Nancy inspired everyone from friends to strangers (many of whom quickly became friends), especially with her gratitude for everything and every opportunity, including the over 170 chemo treatments that extended her life for so long and for Dr. Dev Paul, her stalwart oncologist at the Rocky Mountain Cancer Center. As an expression of that, a few years ago, she had a Tibetan gratitude symbol tattooed on her shoulder and number of family members and friends also got this tattoo in her honor.


Nancy continued her world travels and adventures, rafting many western rivers with Lee and friends, from local day trips on the Rio Grande to the full Grand Canyon, other sections of the Colorado, the San Juan, Arkansas, the Chama, the Rogue, the Salmon and more.


As a beloved member of the San Luis Valley Community, Nancy Butler’s legacy will last for generations. She will always be remembered for the beauty and working lands she helped to protect, for her relentless positivity and integrity that guided every choice she made, and for her truly amazing work ethic and dedication to a better future for the Valley and Colorado. Nancy was fair, honest, witty, and strong; a great leader and an even better friend. She kept her focus on the blessings of life, and being grateful, especially during the hardest times. In the coming weeks her family and friends will strive to follow Nancy’s example and stay positive through the grief. She left those who knew and loved her with so many happy memories and a protected Rio Grande to be forever thankful for.

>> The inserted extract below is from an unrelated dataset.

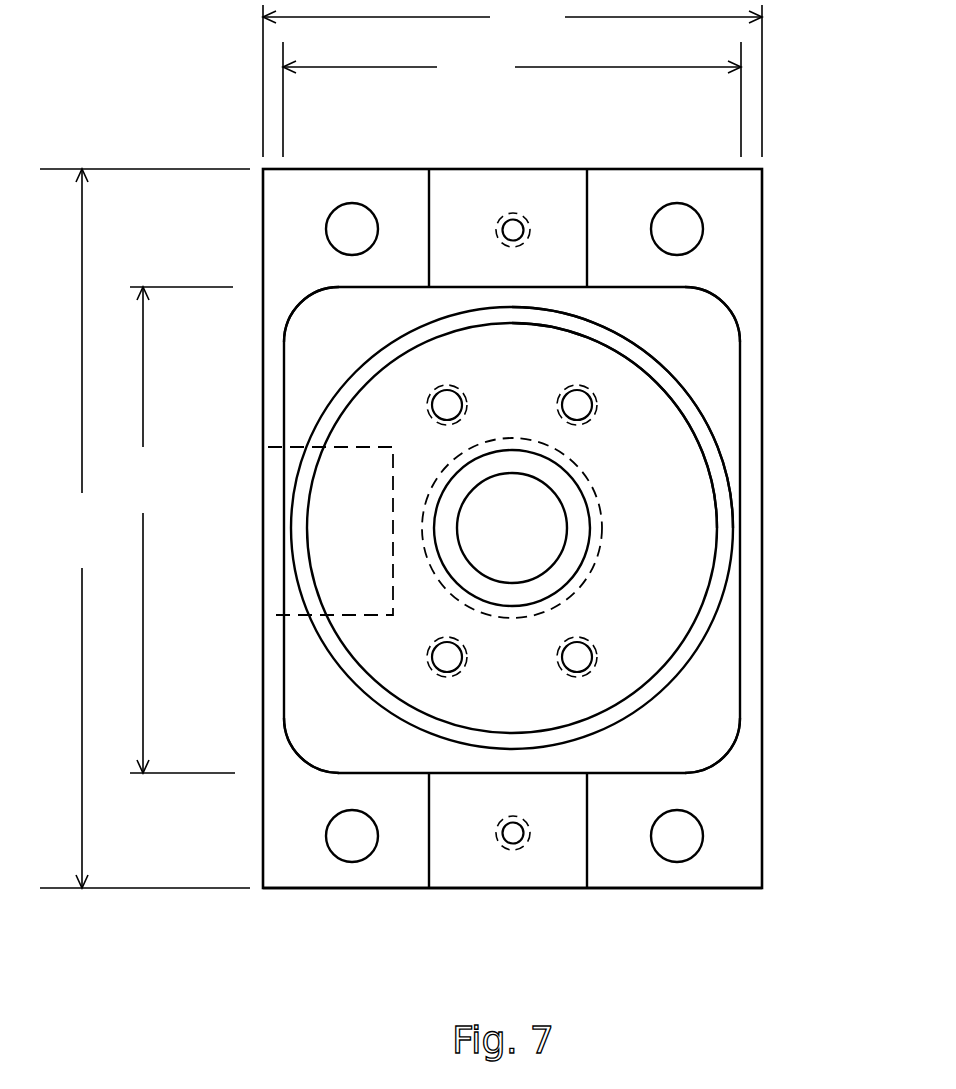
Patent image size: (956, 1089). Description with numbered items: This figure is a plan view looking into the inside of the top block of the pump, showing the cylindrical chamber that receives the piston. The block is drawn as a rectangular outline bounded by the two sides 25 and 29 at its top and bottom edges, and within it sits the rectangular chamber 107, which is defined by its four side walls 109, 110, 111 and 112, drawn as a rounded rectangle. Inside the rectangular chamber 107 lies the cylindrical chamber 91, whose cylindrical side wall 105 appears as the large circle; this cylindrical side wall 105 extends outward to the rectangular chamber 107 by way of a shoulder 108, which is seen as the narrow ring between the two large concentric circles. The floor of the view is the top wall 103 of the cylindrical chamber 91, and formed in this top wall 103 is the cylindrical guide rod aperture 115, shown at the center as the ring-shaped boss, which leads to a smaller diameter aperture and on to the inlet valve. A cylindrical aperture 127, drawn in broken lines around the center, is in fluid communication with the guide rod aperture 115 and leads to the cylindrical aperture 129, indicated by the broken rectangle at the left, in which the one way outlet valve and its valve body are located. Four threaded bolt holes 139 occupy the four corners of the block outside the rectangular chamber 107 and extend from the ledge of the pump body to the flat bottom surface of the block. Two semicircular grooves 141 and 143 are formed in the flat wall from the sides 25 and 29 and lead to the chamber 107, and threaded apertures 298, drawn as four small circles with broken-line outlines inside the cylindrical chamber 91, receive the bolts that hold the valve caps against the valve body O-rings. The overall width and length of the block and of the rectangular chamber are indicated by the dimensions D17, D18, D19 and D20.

A celebration of Nancy‘s life will be held at the Ruth Marie Community Center at 575 Columbia Avenue in Del Norte on Saturday, December 14th at 4 pm. The memorial will be followed by a potluck meal and all are welcome to come honor this exceptional friend and community leader. A celebration will also be held in the Denver area in January, with the time and place to be determined. Friends are welcome to visit Nancy’s Facebook page and share in the many remembrances and photos of her life there.

In honor of Nancy’s life‘s work in conservation, donations in her memory can be made to the Rio Grande Headwaters Land Trust at www.riograndelandtrust.org or mailed to PO Box 444, Del Norte, CO 81132.

Nancy’s parting words to her friends and community are a perfect expression how she lived her life: “Postpone nothing.”